An unknown attacker claims to have hacked Pickett and Associates (Pickett USA), a Florida-based engineering firm, and is now selling a large amount of engineering data related to projects managed by major American energy companies. The asking price for the archive is 6.5 bitcoins. A publication cited by journalists estimates this figure at approximately $585,000.
Pickett USA serves clients in the energy and mining sectors in the United States and the Caribbean.
The company specializes in transmission line and distribution network design, project management, topographic surveys, aerial photography, and LiDAR technology (Lidar, a technology that uses laser scanning to create highly accurate 3D models of terrain and objects).
According to the advertiser, 892 files totaling approximately 139 GB were stolen from the company. In screenshots circulating on social media and industry resources, the vendor describes the content as “real operational engineering data” from ongoing projects and suggests using it for infrastructure analysis and risk assessment. The authenticity of these claims has not been independently confirmed, and the criminals themselves are, to put it mildly, not the most reliable source.
According to the description, the archive contains over 800 raw LiDAR points in .las format, where a single file can be hundreds of megabytes to several gigabytes in size. It presumably also contains coverage of transmission line corridors and substations with various layers (terrain, vegetation, cables, structures), as well as highly detailed maps, MicroStation project files, PTC settings, as well as vegetation datasets and other material from ongoing work. The seller is offering prospective buyers several samples “for review.”
The hacker claims the data concerns projects from Tampa Electric Company, Duke Energy Florida, and American Electric Power. The text also cites the size of these companies: Tampa Electric serves approximately 860,000 customers in west-central Florida, Duke Energy Florida serves approximately 2 million customers statewide, and American Electric Power serves nearly 5.6 million customers in 11 states. A representative for Pickett USA declined to comment in response to requests from reporters. The energy companies, according to the source, also did not respond to requests.

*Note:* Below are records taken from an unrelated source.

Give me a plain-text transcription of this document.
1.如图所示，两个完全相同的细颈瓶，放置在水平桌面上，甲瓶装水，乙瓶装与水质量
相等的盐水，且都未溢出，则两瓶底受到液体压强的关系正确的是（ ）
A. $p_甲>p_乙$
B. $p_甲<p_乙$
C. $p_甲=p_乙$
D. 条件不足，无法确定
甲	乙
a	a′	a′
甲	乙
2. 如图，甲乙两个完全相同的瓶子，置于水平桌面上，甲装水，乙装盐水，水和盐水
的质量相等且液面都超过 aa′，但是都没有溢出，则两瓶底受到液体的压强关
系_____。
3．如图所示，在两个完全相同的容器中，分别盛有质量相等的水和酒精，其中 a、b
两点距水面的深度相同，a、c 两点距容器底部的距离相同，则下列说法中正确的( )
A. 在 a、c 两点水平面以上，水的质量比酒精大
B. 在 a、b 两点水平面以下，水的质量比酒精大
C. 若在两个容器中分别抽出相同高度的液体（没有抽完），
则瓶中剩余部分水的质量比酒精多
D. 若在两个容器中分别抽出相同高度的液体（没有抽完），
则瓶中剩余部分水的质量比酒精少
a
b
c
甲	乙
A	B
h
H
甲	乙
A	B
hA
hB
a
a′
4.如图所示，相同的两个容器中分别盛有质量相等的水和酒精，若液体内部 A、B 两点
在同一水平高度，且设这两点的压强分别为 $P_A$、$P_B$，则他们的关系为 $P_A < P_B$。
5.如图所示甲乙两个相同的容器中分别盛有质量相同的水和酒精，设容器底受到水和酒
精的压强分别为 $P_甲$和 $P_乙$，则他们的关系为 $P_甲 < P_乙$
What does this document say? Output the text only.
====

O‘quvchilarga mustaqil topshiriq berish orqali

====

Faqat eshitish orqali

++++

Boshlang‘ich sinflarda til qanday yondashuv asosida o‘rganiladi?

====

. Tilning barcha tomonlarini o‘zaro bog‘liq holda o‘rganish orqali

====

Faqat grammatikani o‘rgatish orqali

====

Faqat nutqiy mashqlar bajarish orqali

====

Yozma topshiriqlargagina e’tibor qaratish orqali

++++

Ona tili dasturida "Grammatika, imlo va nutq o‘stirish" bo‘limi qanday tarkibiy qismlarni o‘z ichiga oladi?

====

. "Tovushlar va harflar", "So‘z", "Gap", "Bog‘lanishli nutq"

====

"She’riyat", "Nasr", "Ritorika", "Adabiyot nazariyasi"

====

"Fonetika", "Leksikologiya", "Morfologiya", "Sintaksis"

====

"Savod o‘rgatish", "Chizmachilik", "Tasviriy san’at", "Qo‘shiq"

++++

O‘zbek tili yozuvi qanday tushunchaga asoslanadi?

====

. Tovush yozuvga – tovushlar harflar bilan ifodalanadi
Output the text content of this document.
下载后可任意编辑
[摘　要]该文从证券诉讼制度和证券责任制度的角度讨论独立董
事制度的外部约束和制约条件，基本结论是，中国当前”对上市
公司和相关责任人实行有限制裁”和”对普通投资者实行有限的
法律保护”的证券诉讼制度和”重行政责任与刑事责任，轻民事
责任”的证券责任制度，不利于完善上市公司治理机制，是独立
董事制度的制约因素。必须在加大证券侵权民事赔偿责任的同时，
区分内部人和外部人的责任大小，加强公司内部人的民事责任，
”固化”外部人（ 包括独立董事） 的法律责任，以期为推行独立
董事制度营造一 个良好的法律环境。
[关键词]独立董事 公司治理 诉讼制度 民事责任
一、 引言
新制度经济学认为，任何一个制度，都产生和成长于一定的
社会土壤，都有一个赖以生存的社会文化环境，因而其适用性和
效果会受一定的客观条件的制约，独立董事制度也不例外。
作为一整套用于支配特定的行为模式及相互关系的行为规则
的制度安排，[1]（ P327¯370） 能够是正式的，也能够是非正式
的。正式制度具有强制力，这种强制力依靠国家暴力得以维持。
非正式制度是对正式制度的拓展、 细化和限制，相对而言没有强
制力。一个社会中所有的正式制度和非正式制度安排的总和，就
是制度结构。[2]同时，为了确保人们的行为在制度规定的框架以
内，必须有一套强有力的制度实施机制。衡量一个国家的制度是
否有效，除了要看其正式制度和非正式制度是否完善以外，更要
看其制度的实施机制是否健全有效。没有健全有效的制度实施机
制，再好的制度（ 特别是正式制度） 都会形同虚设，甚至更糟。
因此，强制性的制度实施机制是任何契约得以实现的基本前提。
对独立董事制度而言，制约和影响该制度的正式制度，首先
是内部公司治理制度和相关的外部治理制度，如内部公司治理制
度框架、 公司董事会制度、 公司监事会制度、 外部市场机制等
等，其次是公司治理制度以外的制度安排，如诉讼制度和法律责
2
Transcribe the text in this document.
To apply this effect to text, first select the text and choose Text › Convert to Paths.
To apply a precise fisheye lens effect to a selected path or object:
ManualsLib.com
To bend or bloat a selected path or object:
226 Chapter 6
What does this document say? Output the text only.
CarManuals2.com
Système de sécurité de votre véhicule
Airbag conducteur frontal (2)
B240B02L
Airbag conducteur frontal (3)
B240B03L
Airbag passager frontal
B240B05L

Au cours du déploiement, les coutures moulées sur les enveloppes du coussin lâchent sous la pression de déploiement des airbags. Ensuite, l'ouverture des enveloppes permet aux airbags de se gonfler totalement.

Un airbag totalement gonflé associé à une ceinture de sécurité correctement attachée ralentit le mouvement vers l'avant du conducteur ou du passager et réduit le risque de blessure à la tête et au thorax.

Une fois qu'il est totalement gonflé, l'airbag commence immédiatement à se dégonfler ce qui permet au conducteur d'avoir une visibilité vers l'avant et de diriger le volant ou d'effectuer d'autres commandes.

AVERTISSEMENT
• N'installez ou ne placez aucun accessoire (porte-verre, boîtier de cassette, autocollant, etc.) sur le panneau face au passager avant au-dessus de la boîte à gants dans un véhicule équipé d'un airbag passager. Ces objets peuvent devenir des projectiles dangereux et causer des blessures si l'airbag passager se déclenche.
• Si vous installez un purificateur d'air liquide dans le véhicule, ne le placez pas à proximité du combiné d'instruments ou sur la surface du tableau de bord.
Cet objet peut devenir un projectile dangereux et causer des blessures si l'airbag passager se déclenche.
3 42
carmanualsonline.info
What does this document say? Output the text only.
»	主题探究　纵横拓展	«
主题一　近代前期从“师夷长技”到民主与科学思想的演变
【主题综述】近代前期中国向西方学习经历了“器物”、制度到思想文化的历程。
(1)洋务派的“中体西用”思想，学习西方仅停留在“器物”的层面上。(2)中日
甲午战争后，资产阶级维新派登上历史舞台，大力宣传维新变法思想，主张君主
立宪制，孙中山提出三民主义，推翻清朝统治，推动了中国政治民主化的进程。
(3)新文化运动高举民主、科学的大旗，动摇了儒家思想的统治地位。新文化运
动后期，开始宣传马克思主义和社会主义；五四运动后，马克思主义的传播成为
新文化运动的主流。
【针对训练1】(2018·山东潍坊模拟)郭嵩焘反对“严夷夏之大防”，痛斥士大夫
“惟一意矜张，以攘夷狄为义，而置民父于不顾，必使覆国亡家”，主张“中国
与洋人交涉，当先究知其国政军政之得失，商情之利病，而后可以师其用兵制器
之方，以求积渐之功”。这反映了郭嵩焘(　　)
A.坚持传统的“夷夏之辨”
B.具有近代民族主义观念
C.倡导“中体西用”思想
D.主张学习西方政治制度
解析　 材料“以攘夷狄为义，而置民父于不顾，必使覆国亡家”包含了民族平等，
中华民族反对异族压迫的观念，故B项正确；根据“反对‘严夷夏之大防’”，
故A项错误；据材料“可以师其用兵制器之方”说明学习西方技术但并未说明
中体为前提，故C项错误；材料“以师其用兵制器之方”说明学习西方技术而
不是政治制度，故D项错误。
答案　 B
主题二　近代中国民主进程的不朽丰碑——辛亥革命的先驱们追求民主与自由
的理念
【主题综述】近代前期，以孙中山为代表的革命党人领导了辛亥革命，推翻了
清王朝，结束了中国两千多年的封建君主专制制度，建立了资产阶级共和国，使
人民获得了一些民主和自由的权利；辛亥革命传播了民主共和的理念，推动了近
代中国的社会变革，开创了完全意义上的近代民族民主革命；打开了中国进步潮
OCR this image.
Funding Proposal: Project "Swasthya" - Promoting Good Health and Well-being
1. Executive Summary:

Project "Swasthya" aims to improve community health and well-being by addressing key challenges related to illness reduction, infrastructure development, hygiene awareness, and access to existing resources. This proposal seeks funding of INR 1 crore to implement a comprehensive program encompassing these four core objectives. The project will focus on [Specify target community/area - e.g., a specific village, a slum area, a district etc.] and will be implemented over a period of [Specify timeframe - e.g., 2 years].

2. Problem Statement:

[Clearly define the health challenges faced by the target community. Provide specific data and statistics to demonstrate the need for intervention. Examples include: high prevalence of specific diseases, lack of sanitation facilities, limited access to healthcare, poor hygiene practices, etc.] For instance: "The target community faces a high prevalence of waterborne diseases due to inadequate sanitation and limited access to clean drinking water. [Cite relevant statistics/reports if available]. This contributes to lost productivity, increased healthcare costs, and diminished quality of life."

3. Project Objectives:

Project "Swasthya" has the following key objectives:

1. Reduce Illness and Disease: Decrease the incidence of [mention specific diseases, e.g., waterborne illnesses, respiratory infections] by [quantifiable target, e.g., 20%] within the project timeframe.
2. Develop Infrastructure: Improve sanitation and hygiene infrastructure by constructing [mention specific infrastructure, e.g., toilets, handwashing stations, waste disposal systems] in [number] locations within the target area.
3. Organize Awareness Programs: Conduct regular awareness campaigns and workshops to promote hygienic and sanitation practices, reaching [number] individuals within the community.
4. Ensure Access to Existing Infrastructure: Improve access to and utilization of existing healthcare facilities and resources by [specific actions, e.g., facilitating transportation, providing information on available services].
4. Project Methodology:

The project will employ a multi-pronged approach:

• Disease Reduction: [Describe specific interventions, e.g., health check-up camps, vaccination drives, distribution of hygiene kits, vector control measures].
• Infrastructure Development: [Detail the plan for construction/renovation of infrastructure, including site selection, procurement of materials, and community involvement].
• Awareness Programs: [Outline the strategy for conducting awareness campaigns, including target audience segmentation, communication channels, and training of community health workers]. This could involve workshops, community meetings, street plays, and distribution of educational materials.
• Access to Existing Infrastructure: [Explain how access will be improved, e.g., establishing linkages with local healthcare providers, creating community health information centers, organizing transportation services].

The criminal hackers’ claims, if true, are particularly alarming due to the “applied” nature of the data. If relevant data on power line routes, installations, and work were to fall into the wrong hands, it could prove useful not only for extortion, but also for more precisely planning infrastructure attacks. In this context, the author of the article notes that interest in critical sectors is growing among both nation-state-affiliated groups and purely criminal extortionists. Examples cited include allegations of long-term campaigns against the energy sector, the Volt Typhoon attacks, and the general trend of exerting pressure across the “border” between IT and operational technologies.
According to the FBI’s latest IC3 report, ransomware remained the top threat to organizations operating critical infrastructure in 2024: the number of reports increased 9% year-over-year, and critical infrastructure operators reported nearly 4,900 cyber threats, with ransomware (1,403 reports) being the most common type of incident. For this reason, any leak that provides attackers with additional information about objects and processes is viewed with extreme sensitivity by the industry, even if it’s simply allegations made on dark web forums.